Yang is not the only one finding links between memory and pain. Earlier this year, scientists at Washington University in St. Louis reported that a protein that allows nerve cells to communicate may enhance perceptions of chronic pain. The team showed that mice with more NMDA receptors have enhanced memory and learning skills - they're smarter - but they're also more sensitive to pain. "This type of work reinforces the idea that the basic process that leads to memory formation may be the same as the process that causes chronic pain," Yang says.

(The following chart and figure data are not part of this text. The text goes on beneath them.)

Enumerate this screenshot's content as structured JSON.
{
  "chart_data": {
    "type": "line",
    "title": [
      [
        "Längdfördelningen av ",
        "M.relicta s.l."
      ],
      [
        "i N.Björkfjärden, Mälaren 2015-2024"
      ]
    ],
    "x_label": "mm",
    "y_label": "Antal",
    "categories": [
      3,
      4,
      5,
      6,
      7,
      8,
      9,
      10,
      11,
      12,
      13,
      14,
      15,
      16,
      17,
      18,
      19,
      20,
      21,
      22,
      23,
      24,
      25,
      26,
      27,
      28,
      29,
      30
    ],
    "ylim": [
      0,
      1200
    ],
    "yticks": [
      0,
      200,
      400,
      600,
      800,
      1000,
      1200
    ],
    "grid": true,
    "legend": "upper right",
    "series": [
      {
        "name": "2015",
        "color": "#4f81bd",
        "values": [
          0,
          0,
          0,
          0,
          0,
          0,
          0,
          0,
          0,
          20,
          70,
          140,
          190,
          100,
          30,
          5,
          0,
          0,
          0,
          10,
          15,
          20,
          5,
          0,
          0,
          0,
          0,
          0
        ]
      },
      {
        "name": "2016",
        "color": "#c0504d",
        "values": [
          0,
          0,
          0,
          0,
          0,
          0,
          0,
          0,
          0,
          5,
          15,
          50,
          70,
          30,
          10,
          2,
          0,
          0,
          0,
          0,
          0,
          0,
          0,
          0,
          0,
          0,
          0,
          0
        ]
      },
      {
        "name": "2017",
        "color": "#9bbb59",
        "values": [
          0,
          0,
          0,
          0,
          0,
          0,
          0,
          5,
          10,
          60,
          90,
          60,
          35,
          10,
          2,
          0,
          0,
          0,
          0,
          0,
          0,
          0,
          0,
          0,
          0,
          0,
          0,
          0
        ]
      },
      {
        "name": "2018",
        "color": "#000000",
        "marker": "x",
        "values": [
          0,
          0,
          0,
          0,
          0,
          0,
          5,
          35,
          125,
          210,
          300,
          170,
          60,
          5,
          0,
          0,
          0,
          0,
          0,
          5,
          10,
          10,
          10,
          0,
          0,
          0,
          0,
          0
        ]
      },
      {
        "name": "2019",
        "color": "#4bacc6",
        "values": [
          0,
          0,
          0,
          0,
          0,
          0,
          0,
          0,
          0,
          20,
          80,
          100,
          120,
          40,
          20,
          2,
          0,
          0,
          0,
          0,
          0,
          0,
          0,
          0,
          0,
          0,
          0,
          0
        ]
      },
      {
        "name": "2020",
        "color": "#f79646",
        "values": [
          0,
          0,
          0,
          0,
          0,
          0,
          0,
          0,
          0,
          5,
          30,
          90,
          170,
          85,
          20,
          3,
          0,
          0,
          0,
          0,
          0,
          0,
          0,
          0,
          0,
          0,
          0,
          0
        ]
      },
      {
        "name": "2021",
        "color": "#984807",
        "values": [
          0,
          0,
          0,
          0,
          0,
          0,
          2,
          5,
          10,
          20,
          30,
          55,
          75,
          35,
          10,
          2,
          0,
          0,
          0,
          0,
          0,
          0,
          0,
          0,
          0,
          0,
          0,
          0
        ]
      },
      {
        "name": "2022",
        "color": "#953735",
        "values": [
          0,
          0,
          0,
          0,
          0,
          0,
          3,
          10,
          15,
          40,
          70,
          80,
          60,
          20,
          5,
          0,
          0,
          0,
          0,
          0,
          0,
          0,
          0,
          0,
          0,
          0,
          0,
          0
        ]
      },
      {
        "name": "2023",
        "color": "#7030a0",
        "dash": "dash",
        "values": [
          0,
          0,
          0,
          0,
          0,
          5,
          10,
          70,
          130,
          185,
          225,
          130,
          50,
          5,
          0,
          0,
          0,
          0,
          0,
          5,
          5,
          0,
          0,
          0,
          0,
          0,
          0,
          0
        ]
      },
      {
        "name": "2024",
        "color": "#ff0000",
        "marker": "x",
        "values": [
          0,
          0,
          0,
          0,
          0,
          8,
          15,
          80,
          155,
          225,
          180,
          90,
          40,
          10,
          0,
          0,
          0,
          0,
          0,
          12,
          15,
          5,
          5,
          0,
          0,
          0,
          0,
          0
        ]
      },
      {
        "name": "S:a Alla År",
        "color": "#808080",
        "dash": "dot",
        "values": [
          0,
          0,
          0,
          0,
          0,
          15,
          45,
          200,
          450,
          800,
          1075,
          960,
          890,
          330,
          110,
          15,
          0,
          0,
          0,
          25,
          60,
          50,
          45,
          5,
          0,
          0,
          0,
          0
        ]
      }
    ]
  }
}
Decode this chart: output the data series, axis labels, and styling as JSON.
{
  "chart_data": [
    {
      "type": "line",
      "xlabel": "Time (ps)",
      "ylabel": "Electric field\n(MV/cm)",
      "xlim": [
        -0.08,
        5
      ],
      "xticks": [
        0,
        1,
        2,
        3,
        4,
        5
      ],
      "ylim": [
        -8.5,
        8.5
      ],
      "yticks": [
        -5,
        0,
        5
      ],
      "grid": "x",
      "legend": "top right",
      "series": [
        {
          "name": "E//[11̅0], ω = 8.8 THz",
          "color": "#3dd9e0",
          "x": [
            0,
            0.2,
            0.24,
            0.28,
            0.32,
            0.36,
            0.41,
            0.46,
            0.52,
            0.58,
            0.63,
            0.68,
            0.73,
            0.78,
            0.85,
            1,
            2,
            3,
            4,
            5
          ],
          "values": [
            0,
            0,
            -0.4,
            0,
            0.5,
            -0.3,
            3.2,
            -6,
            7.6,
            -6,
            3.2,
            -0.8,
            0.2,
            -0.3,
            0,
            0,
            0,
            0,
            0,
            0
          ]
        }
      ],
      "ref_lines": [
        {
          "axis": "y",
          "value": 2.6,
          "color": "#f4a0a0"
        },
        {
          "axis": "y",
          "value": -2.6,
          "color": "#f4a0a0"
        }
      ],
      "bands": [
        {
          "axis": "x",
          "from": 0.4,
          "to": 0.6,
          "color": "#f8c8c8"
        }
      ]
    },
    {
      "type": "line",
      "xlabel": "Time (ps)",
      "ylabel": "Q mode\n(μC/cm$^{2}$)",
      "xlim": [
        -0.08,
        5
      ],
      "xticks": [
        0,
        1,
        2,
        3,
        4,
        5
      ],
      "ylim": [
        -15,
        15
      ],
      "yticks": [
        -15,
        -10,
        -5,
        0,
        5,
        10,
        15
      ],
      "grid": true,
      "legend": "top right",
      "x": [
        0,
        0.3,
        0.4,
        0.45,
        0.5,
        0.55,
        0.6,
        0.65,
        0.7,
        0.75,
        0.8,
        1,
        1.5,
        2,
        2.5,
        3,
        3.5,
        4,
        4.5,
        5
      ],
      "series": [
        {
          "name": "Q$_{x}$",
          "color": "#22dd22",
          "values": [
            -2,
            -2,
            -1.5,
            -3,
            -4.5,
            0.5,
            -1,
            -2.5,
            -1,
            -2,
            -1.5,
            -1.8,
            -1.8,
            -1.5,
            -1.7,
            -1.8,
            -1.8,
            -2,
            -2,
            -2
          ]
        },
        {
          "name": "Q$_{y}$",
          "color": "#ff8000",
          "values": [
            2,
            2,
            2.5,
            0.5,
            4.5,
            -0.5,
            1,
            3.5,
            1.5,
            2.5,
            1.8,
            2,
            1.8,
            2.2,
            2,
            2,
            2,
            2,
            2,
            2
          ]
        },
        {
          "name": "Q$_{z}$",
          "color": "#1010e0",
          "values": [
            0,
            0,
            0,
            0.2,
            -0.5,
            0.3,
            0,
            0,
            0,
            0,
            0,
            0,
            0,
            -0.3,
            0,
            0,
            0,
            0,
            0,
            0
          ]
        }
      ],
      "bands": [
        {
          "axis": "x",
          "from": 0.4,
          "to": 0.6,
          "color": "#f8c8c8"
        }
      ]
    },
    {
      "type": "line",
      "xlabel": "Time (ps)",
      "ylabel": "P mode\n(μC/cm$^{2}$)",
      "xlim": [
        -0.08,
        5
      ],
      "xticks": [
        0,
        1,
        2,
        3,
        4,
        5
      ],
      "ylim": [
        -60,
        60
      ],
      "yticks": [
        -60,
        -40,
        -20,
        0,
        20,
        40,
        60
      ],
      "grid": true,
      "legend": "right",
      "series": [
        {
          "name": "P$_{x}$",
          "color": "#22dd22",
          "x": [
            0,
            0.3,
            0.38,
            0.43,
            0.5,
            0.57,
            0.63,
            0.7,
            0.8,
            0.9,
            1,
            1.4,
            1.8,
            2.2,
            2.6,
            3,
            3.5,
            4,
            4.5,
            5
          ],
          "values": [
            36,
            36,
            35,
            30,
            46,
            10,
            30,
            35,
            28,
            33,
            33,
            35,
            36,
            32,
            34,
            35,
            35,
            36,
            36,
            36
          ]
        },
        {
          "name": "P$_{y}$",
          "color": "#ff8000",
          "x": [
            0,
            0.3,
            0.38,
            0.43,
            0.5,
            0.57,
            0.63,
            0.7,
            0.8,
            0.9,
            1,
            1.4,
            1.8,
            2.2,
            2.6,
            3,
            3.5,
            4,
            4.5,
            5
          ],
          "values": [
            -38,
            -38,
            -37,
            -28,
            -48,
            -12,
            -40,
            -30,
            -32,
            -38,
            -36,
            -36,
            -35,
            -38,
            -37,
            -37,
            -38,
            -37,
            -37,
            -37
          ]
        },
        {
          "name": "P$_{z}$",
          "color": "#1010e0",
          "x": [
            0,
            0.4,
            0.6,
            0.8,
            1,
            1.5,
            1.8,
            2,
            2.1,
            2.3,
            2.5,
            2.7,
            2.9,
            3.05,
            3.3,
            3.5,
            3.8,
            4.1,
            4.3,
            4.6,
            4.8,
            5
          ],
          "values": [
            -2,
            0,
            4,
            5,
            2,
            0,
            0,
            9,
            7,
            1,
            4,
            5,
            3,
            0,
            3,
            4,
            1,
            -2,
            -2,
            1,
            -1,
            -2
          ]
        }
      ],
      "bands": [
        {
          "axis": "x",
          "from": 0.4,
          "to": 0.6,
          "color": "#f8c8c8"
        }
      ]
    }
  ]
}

Such basic research about pain ultimately benefits patients, Yang says. For instance, many doctors now do pre-emptive analgesia, giving pain medication to patients before surgery. Patients are deeply asleep when surgery is performed, and so they feel nothing even when they have received no pain medication before an operation. But surgery is still traumatic, and recent research suggests that minimizing the effects of would-be pain on the nervous system could help patients later, Yang says. Now, thanks to basic research, many anesthesiologists give pain medication before surgery.
"With the surgeon's knife, you may introduce a huge pain response, which may result in a change in the spinal cord that will result in heightened post-operative pain," Yang says. Now many anesthesiologists recommend pain treatment before surgery, and initial clinical trials suggest that it's effective and reduces pain when patients wake up after surgery, Yang says.
Yang's research is funded by the National Institutes of Health, the New York State Department of Health, and the Department of Defense. He spends more than half his time doing research, even though the demand for anesthesiologists is so great that it's difficult to take time away from the operating room to do basic research that may or may not pay off.
"I spend a little less time with patients now, but if by doing such research, we can ultimately control pain more effectively in hundreds or thousands of patients, my gosh, that's wonderful," he says.